The unkept man looked perplexed, like he wondered why his opinion was valid at all. Then in a moment of absolution he began. “It all started 6 months ago. Our caravan had passed through some glowing doorway while looking for a new settlement. We had picked this out of the way spot because it was hidden from most populated areas from the main road. Our worlds looks so similar except the beings here are far more exotic. After the first two months only two people had vanished. We thought them to be deserters to the new land so no stock was taken of it. Then another vanished. Then another. Those who had talked to the vanished the prior day said they didn’t think they had cause to flee. It was a curious time indeed. After the third month that’s when we started seeing things. Blood spatter among shaded and shadowed parts of the village.
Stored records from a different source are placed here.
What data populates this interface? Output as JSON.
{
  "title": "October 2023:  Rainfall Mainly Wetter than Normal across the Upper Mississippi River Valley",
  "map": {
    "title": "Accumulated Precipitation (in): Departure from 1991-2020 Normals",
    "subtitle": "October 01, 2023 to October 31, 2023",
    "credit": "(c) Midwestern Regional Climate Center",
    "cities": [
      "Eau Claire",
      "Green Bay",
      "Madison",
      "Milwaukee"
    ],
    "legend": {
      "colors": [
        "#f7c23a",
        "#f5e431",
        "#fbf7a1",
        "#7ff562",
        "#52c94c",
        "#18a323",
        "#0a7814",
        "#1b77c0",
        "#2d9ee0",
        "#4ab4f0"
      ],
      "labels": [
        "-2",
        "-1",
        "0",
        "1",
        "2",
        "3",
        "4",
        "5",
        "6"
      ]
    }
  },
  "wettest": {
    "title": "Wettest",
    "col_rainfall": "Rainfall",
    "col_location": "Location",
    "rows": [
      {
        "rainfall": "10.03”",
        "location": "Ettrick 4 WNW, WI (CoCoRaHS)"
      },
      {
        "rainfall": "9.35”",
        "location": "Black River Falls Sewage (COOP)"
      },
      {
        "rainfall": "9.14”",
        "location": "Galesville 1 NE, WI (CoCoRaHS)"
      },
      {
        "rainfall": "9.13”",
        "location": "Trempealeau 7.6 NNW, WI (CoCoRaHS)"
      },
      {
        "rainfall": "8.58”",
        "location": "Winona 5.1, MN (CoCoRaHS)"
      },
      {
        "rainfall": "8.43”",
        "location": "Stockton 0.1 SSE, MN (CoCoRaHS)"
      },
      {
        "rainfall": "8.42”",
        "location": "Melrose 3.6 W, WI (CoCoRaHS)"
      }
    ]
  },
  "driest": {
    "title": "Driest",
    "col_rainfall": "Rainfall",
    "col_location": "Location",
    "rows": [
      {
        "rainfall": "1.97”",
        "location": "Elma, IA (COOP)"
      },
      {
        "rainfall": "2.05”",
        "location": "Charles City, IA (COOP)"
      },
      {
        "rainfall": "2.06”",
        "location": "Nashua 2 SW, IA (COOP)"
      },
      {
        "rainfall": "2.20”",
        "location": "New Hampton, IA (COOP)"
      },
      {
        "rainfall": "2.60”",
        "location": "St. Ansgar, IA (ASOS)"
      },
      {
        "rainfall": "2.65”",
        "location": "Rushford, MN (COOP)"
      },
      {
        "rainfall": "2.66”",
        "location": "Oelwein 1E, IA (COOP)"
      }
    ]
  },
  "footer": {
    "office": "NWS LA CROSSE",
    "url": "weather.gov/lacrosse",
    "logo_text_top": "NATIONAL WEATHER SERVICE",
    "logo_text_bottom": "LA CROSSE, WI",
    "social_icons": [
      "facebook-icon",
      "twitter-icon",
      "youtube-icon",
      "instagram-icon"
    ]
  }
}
Some would see a large beast out of the corner of thier eye, turning to see nothing there. There was feeling of being continously watched. Weeks pass and our numbers are plummeting. Sorin doesn’t want to give up on our new home though our people would rather go back to living under a tyrant than to die… “

His words were cut short by a piercing scream a couple cabins over. It wasn’t a scream of startled panic or a cry of surprise. It was the last gasp of immediate death. You hear it on the battlefield and it’s unmistakable. He and I ran to where the sound came from. The unkept man’s eyes searched for someone, some sign of whats left and of what happend. My eyes scanned the rooftops then the ground. Other’s gathered as I began to track this… thing. Thier words, questions to me and each other… all ramblings to my ears. My focus was on the hunt.

Two minutes in to it and I could tell it was bipedal, then quadrapedal, then back to bipedal. I’d say it could have been someone of the beast folk nature, but this stride is far larger than any beast folk I’ve encountered before. It’s trail, as careful as it was left, was not hidden from my eyes. The hunt was on.